The following procedure is also very similar.
First we select a product (let’s say StockCode=23166) that a customer has just bought as an example. Then we will identify the most similar products to this product just purchased. With the knowledge we have gained, we can then approach the customer and suggest similar products to the product he has just purchased.
top_10_similar_items_for_23166 = list(
item_item_sim_matrix\
.loc[23166]\
.sort_values(ascending=False)\
.iloc[:10]\
.index
)
top_10_similar_items_for_23166
Now we going to request the descriptions for the respective items again.
df_items_similar_to_23166 = df.loc[df['StockCode'].isin(top_10_similar_items_for_23166),
['StockCode', 'Description']].drop_duplicates().set_index('StockCode').loc[top_10_similar_items_for_23166]
df_items_similar_to_23166
In the first line we see the article that was just bought. Afterwards 9 more items are shown, which have a high similarity to the purchased item.
In this case the client has bought MEDIUM CERAMIC TOP STORAGE JAR. Maybe he is also interested in buying the large variant (line 2)?
5 Conclusion
In this post I dealt with the analysis of products.

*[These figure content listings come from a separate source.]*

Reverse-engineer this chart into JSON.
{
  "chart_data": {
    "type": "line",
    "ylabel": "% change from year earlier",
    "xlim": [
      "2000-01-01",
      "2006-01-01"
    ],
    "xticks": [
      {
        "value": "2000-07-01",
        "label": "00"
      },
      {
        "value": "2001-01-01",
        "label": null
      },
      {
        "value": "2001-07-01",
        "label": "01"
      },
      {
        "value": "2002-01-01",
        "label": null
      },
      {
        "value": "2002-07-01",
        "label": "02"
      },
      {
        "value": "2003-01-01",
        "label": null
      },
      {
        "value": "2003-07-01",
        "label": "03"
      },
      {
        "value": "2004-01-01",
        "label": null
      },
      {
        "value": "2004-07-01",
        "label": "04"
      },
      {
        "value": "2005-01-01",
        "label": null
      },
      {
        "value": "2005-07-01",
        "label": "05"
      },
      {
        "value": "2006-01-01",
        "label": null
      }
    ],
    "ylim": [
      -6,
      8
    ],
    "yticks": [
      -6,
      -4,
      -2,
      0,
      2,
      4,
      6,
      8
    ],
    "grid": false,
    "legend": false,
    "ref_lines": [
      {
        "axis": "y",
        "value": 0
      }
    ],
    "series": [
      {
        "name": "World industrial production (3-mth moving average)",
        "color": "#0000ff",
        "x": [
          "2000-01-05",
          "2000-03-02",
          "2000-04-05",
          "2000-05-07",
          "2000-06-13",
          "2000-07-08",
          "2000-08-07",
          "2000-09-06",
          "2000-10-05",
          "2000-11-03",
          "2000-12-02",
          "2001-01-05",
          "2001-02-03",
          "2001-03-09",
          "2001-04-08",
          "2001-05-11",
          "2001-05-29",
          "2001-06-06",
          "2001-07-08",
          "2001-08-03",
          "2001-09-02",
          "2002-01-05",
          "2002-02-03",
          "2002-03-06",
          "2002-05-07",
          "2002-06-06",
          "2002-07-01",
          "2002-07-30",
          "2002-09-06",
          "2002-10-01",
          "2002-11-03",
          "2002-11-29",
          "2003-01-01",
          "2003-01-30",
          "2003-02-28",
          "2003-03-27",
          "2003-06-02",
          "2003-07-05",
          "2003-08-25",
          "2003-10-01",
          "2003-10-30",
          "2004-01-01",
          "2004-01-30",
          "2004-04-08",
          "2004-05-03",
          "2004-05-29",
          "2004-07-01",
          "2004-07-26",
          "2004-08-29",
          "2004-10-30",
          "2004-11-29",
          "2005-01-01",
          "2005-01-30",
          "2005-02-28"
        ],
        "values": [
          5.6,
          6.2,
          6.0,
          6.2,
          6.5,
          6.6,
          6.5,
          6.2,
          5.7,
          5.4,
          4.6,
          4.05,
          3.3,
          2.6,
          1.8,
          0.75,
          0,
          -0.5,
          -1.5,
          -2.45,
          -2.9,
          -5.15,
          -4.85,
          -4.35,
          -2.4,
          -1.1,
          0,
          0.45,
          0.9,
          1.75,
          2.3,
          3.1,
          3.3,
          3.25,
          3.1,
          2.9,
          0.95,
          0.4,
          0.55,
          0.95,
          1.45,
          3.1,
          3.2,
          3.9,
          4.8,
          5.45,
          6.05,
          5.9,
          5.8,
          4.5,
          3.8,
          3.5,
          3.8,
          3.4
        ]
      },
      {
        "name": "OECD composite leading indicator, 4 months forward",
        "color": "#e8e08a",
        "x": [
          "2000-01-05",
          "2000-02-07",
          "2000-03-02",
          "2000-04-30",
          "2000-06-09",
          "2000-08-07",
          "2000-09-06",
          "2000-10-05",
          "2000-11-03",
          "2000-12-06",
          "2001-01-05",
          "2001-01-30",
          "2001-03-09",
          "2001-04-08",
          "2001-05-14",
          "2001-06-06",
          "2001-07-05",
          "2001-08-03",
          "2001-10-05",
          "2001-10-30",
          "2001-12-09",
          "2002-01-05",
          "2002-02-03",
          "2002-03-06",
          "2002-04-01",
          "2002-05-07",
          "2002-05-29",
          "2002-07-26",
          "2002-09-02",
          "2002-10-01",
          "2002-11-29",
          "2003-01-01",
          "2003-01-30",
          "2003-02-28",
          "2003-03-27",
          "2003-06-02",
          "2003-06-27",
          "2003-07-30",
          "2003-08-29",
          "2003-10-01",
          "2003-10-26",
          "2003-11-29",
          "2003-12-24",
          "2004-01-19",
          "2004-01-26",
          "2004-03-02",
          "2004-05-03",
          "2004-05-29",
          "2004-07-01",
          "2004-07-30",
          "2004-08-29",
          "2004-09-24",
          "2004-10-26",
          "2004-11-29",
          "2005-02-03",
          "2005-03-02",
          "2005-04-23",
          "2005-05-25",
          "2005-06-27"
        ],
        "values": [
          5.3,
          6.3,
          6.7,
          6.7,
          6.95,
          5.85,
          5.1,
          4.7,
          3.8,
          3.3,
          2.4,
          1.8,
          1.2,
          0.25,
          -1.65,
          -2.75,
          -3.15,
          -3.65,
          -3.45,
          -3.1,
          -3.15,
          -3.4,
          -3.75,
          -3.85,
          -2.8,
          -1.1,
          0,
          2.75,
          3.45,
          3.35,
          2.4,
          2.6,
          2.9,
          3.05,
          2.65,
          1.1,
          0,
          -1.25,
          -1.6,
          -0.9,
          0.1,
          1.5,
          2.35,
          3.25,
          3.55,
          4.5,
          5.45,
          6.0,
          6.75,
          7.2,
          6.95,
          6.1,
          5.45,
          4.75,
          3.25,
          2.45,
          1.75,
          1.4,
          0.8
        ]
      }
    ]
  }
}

Furthermore I showed how to develop and apply product recommendations with collaborative filtering (user-based and item-based).
References
The content of the entire post was created using the following sources:
Hwang, Y. (2019). Hands-On Data Science for Marketing: Improve your marketing strategies with machine learning using Python and R. Packt Publishing Ltd.